BMC Software Inc. CEO Peter Leav presents an award to Hemanth Rama (right) for his patent accomplishments.

With the implementation of two patents to improve the computer industry, Hemanth Rama (M.S. ’05) is part of his company’s driving force in Silicon Valley.

Rama and his team of inventors at BMC Software Inc. in Santa Clara, California, have demonstrated why the mainframe computer is still a critical technology in the business world and have used the patents to reduce the expense of running mainframes.

Most of the world’s largest corporations use mainframes in their daily operations, according to IBM, which builds the mainframes. In banking, finance, health care, insurance, utilities, government and other private and public enterprises, the mainframe is the foundation of modern business.

“More than 70 percent of global Fortune 500 companies use the mainframe to run their core business application,” said Rama, a senior product developer with BMC since graduating from Northern. “Innovation here will have a huge impact in the industry and economy. Being able to make a difference in a big way is what I like about being a mainframe developer.”

The biggest expense of mainframe ownership is the monthly licensing charge (MLC) for the software that runs on mainframes, he said. A company’s MLC is based on the peak hourly usage of the month. Using the patents to develop their product, called Intelligent Capping, Rama and his coworkers were able to reduce the peak usage for their clients in the last couple of years and have cut the MLC by as much as 20 percent.

“We cracked one of the biggest challenges that the mainframe industry is facing today – the high cost of ownership,” Rama said.

NIU was the foundation for his success, he said, because of the outstanding professors and computer science curriculum.
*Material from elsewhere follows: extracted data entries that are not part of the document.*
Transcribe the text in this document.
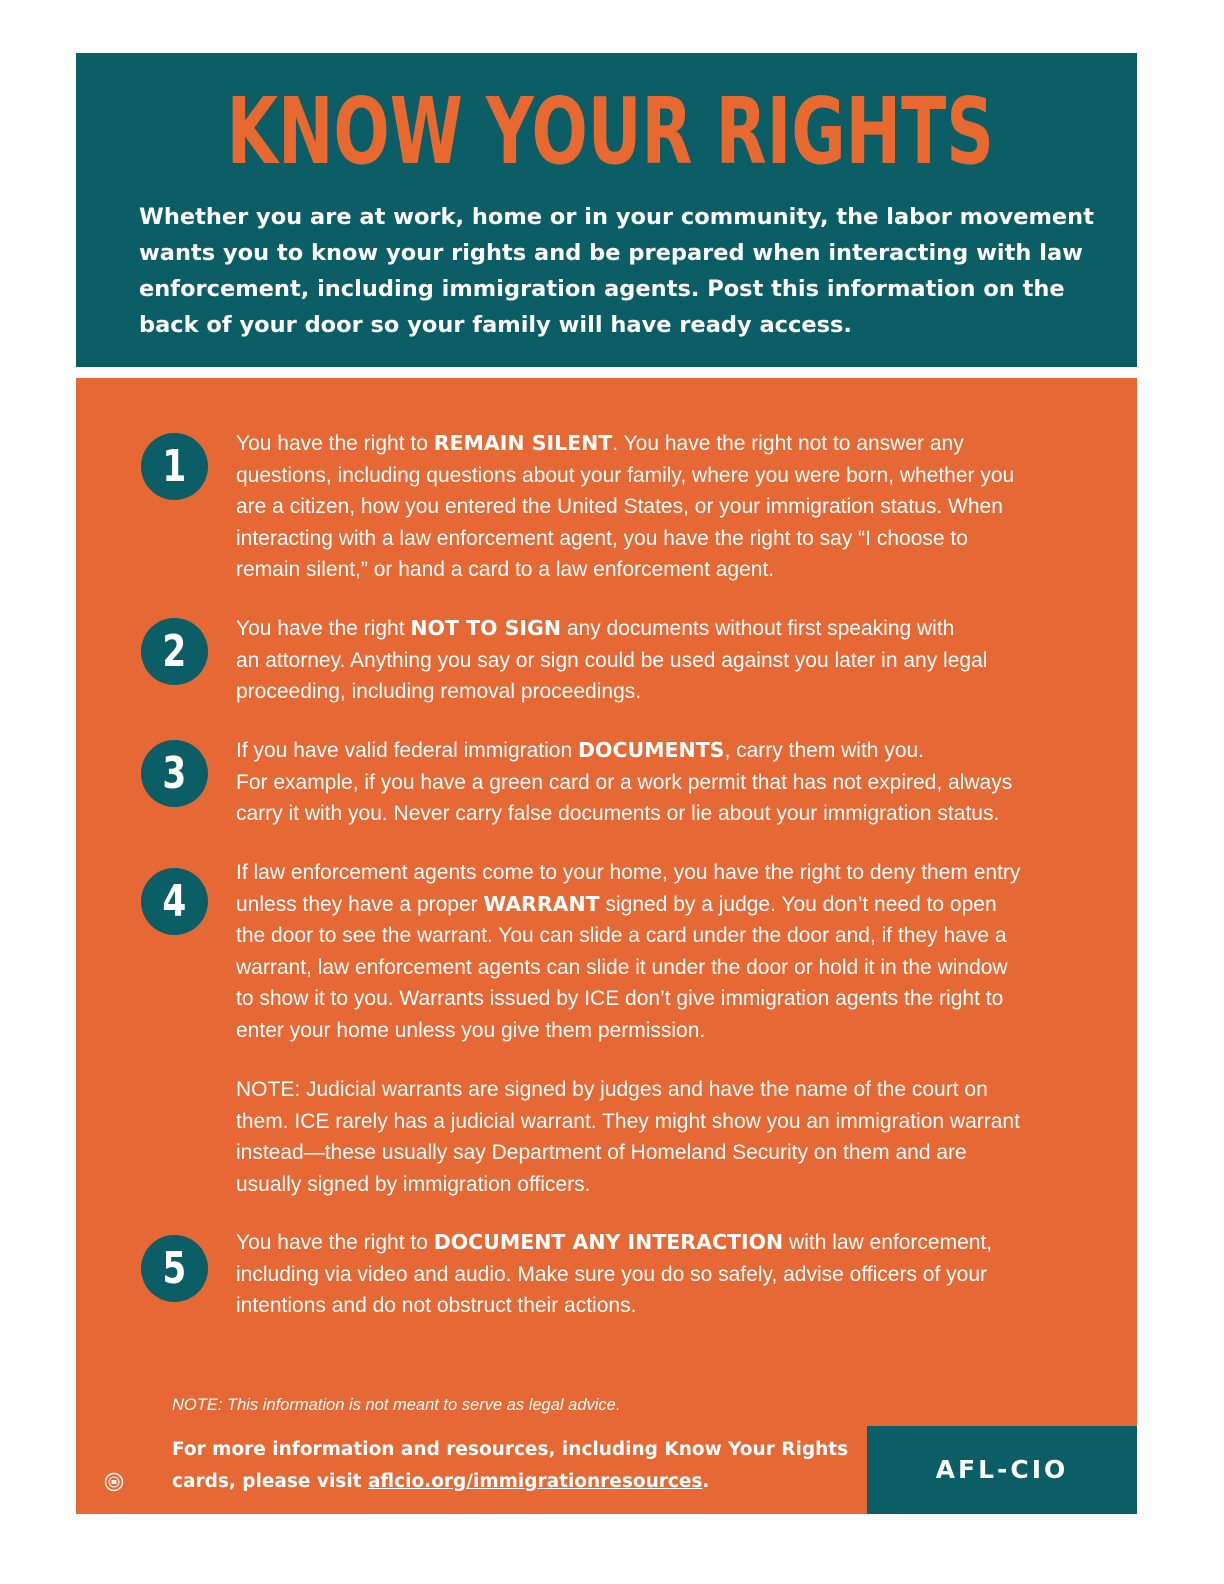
KNOW YOUR RIGHTS
Whether you are at work, home or in your community, the labor movement
wants you to know your rights and be prepared when interacting with law
enforcement, including immigration agents. Post this information on the
back of your door so your family will have ready access.
1	You have the right to REMAIN SILENT. You have the right not to answer any
questions, including questions about your family, where you were born, whether you
are a citizen, how you entered the United States, or your immigration status. When
interacting with a law enforcement agent, you have the right to say “I choose to
remain silent,” or hand a card to a law enforcement agent.
2	You have the right NOT TO SIGN any documents without first speaking with
an attorney. Anything you say or sign could be used against you later in any legal
proceeding, including removal proceedings.
3	If you have valid federal immigration DOCUMENTS, carry them with you.
For example, if you have a green card or a work permit that has not expired, always
carry it with you. Never carry false documents or lie about your immigration status.
4
If law enforcement agents come to your home, you have the right to deny them entry
unless they have a proper WARRANT signed by a judge. You don’t need to open
the door to see the warrant. You can slide a card under the door and, if they have a
warrant, law enforcement agents can slide it under the door or hold it in the window
to show it to you. Warrants issued by ICE don’t give immigration agents the right to
enter your home unless you give them permission.
NOTE: Judicial warrants are signed by judges and have the name of the court on
them. ICE rarely has a judicial warrant. They might show you an immigration warrant
instead—these usually say Department of Homeland Security on them and are
usually signed by immigration officers.
5
You have the right to DOCUMENT ANY INTERACTION with law enforcement,
including via video and audio. Make sure you do so safely, advise officers of your
intentions and do not obstruct their actions.
NOTE: This information is not meant to serve as legal advice.
For more information and resources, including Know Your Rights
cards, please visit aflcio.org/immigrationresources.	AFL-CIO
“I can’t overestimate the lasting impression I had from the teachings of some of the brilliant professors at NIU,” Rama said.

He recalled enjoying the mainframe course work, which allowed him to be part of developing a student operating system simulator to demonstrate the internal architectural concepts of Multiple Virtual Storage, an operating system for mainframes.

When it comes to making a difference in the computer industry, Rama is far from finished. Getting a single patent is a rarity, yet he has another patent pending to prevent certain workloads from running during peak hours on mainframes so companies can save even more.